"On the other hand REST says that the set of operations you can perform on resources should be almost completely uniform. Instead of defining new operations, REST emphasises the creation and naming of new resources. As well as limiting verbs, REST seeks to reduce the number of content types in play. You can picture REST as a triangle with its three vertices labelled 'nouns', 'verbs', and 'content types'. REST seeks to push the balance well away from both verbs and content types, as close as possible to the nouns vertex. "
This is not accurate - REST actually drives toward increasing content-types. Not necessarily maximizing, but definitely opening up the space of possibilities.
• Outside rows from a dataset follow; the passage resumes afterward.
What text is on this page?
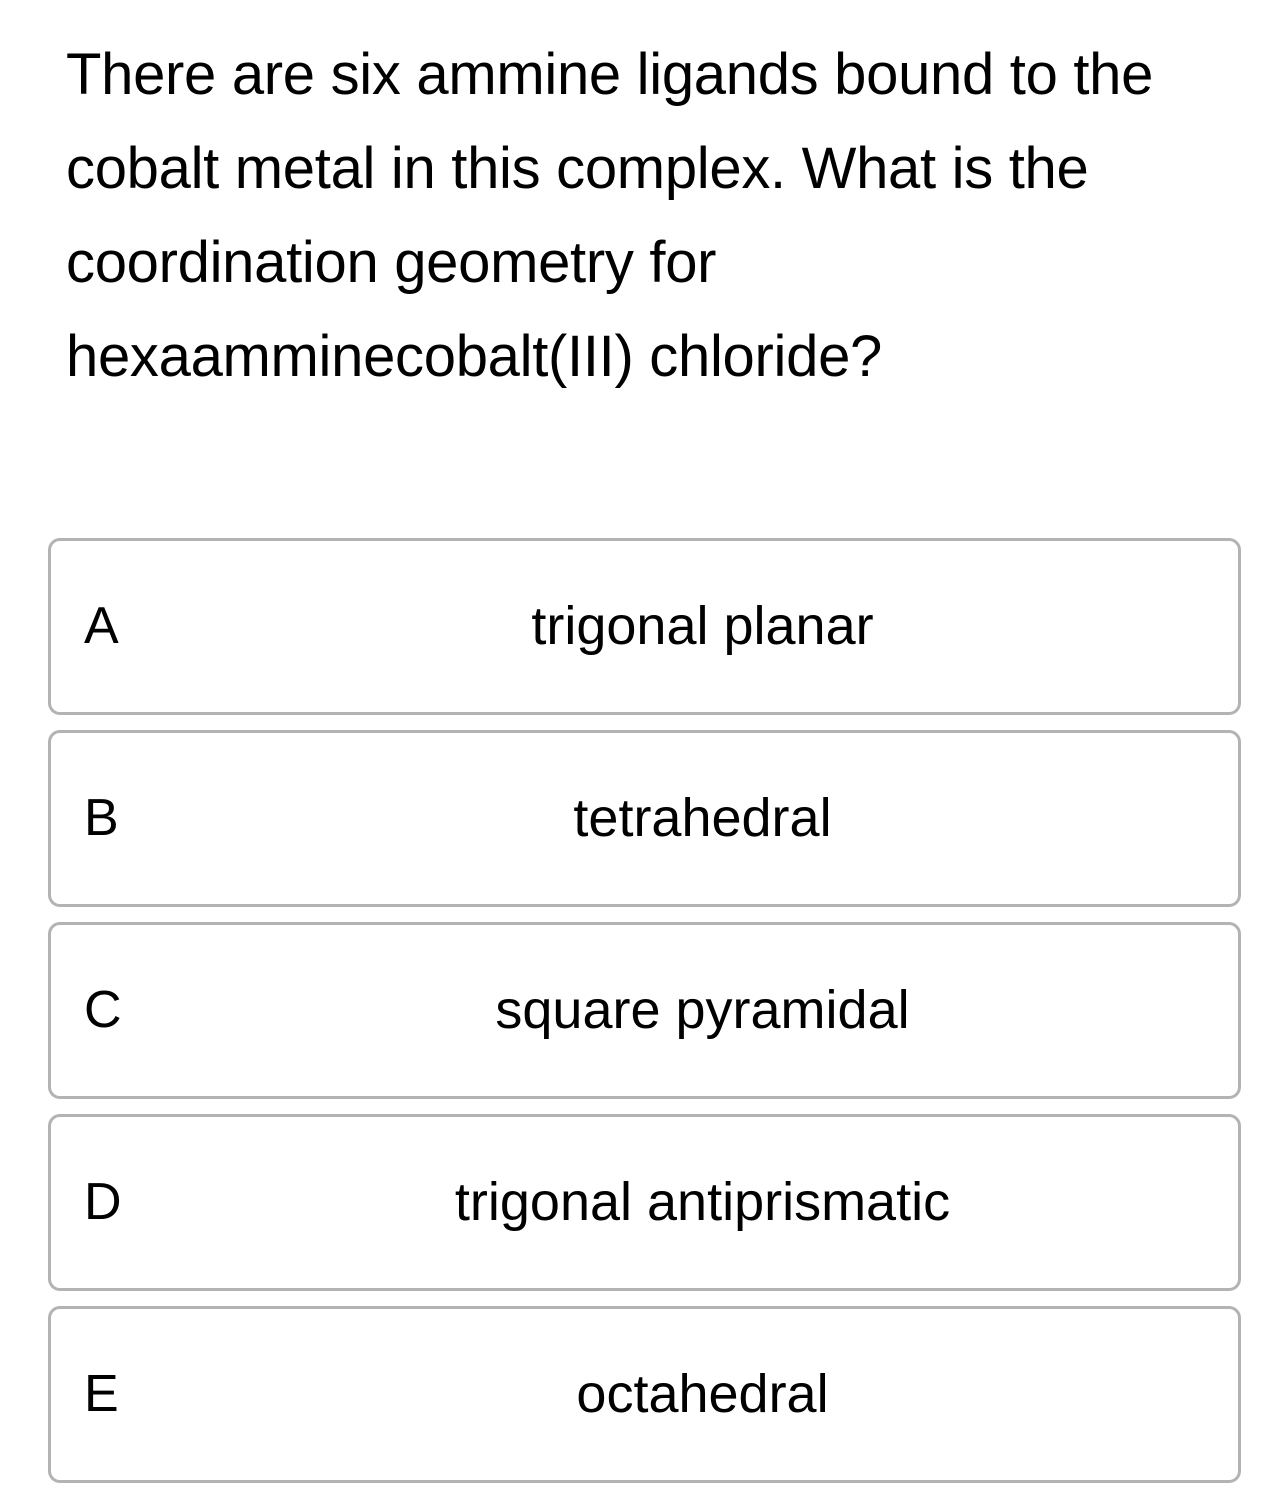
There are six ammine ligands bound to the cobalt metal in this complex. What is the coordination geometry for hexaamminecobalt(III) chloride?

A	trigonal planar
B	tetrahedral
C	square pyramidal
D	trigonal antiprismatic
E	octahedral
So I would say that REST seeks to push the balance away from verbs and as close to the edge of nouns and content-types.
Also this:
"REST says that the namespace should be king. Every object that should be contactable by another object should have a name. Not just any name, but a globally-accessable one. If you push this to the extreme, every object that should be accessable from another object should be also accessable from any place in the world by a single globally-unique identifier. [...] REST provides each abstraction through its heirarchical namespace rather than trying to hide the namespace. Since all accessable objects participate in this single interface, the line between those objects blurs."
This definitely is key to the REST architecture. However, REST does not have a heirarchical namespace. Neither does HTTP. They only have identifiers that are opaque to the client. Also, since resource have a single interface, the line between these objects isn't so much 'blurred' as it is unnecessary.